Dans le contexte de ces évolutions importantes au Soudan, il semble que le respect des choix du peuple soudanais et de ses directions politiques est le meilleur moyen de sauvegarder l’Etat, surtout que le mouvement populaire possède des expériences historiques dans le changement politique pacifique pendant un demi-siècle. Ce mouvement et ses directions sont parfaitement conscients du volume des défis économiques que n’importe quel gouvernement soudanais futur doit affronter. Et enfin, la personne sur laquelle il y a eu un accord pour diriger la phase transitoire est le général Abdel-Fattah Al-Burhan Abdelrahmane, le dirigeant des forces maritimes, qui est une personnalité militaire de renommée et qui n’a aucune appartenance idéologique ni au Mouvement national islamique ni à la Conférence nationale qui dirigeait le Soudan.
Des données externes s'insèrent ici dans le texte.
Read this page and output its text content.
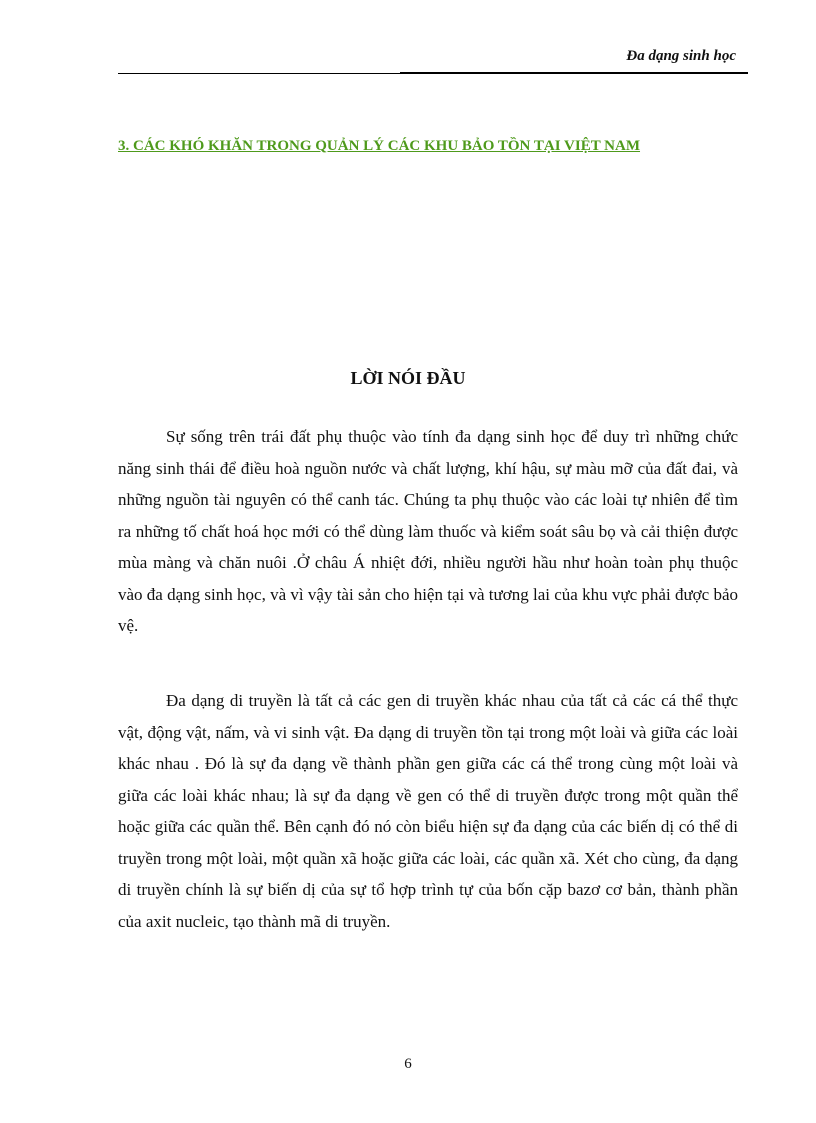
Đa dạng sinh học
3. CÁC KHÓ KHĂN TRONG QUẢN LÝ CÁC KHU BẢO TỒN TẠI VIỆT NAM
LỜI NÓI ĐẦU

Sự sống trên trái đất phụ thuộc vào tính đa dạng sinh học để duy trì những chức năng sinh thái để điều hoà nguồn nước và chất lượng, khí hậu, sự màu mỡ của đất đai, và những nguồn tài nguyên có thể canh tác. Chúng ta phụ thuộc vào các loài tự nhiên để tìm ra những tố chất hoá học mới có thể dùng làm thuốc và kiểm soát sâu bọ và cải thiện được mùa màng và chăn nuôi .Ở châu Á nhiệt đới, nhiều người hầu như hoàn toàn phụ thuộc vào đa dạng sinh học, và vì vậy tài sản cho hiện tại và tương lai của khu vực phải được bảo vệ.

Đa dạng di truyền là tất cả các gen di truyền khác nhau của tất cả các cá thể thực vật, động vật, nấm, và vi sinh vật. Đa dạng di truyền tồn tại trong một loài và giữa các loài khác nhau . Đó là sự đa dạng về thành phần gen giữa các cá thể trong cùng một loài và giữa các loài khác nhau; là sự đa dạng về gen có thể di truyền được trong một quần thể hoặc giữa các quần thể. Bên cạnh đó nó còn biểu hiện sự đa dạng của các biến dị có thể di truyền trong một loài, một quần xã hoặc giữa các loài, các quần xã. Xét cho cùng, đa dạng di truyền chính là sự biến dị của sự tổ hợp trình tự của bốn cặp bazơ cơ bản, thành phần của axit nucleic, tạo thành mã di truyền.

6
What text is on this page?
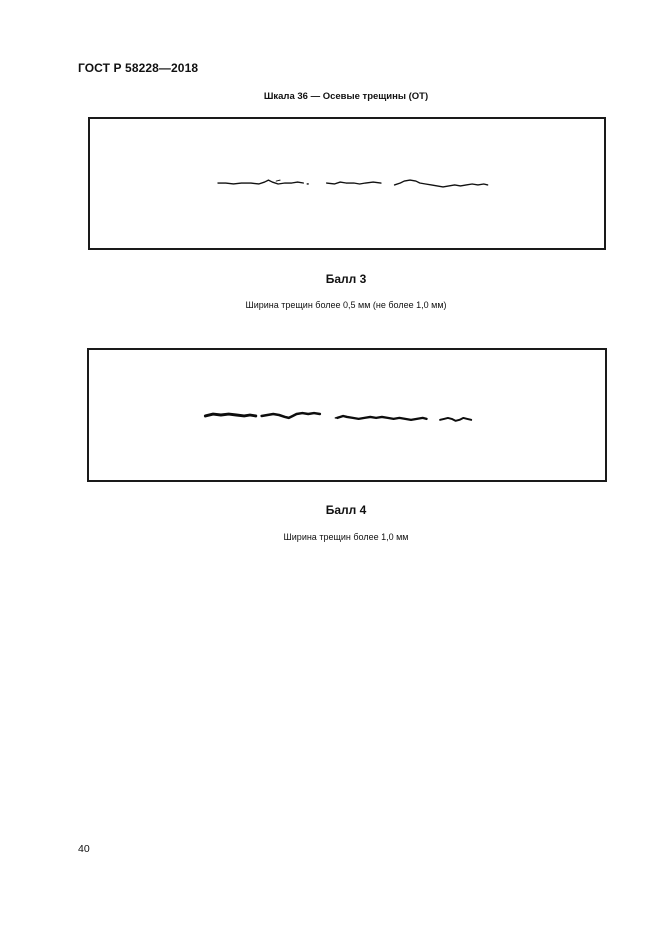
ГОСТ Р 58228—2018
Шкала 36 — Осевые трещины (ОТ)
Балл 3
Ширина трещин более 0,5 мм (не более 1,0 мм)
Балл 4
Ширина трещин более 1,0 мм
40
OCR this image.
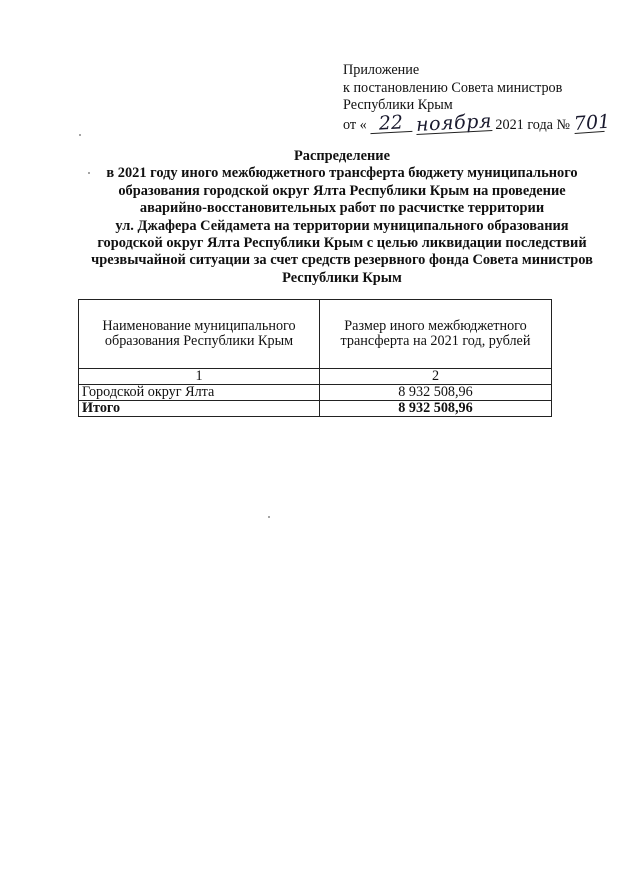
Приложение
к постановлению Совета министров
Республики Крым
от « 22 ноября 2021 года № 701
Распределение
в 2021 году иного межбюджетного трансферта бюджету муниципального
образования городской округ Ялта Республики Крым на проведение
аварийно-восстановительных работ по расчистке территории
ул. Джафера Сейдамета на территории муниципального образования
городской округ Ялта Республики Крым с целью ликвидации последствий
чрезвычайной ситуации за счет средств резервного фонда Совета министров
Республики Крым
Наименование муниципального образования Республики Крым	Размер иного межбюджетного трансферта на 2021 год, рублей
1	2
Городской округ Ялта	8 932 508,96
Итого	8 932 508,96
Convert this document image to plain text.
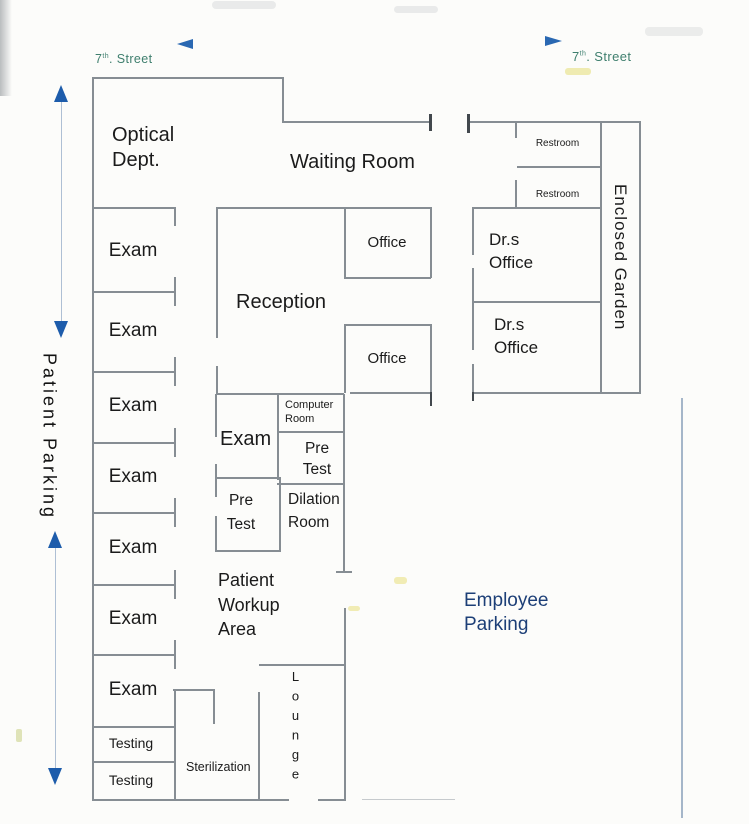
7th. Street	7th. Street

Patient Parking
Optical Dept.	Waiting Room
Reception
Office
Office
Restroom
Restroom
Dr.s Office
Dr.s Office
Enclosed Garden
Exam
Exam
Exam
Exam
Exam
Exam
Exam
Testing
Testing
Exam
Computer Room
Pre Test
Pre Test
Dilation Room
Patient Workup Area
Lounge
Sterilization
Employee Parking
Aussi, dans ce contexte critique, Le Caire est-il appelé à soutenir l’Etat soudanais au niveau économique en ce qui concerne les projets reportés concernant l’électricité et l’installation de boulangeries et lui fournir de la farine pour remédier à la crise du pain, en plus des contacts avec les élites civiles dans les universités et les centres intellectuels afin que l’interaction entre l’Egypte et le Soudan puisse aboutir à des résultats palpables à l’avenir l
*Chef du département des études africaines au CEPS d'Al-Ahram.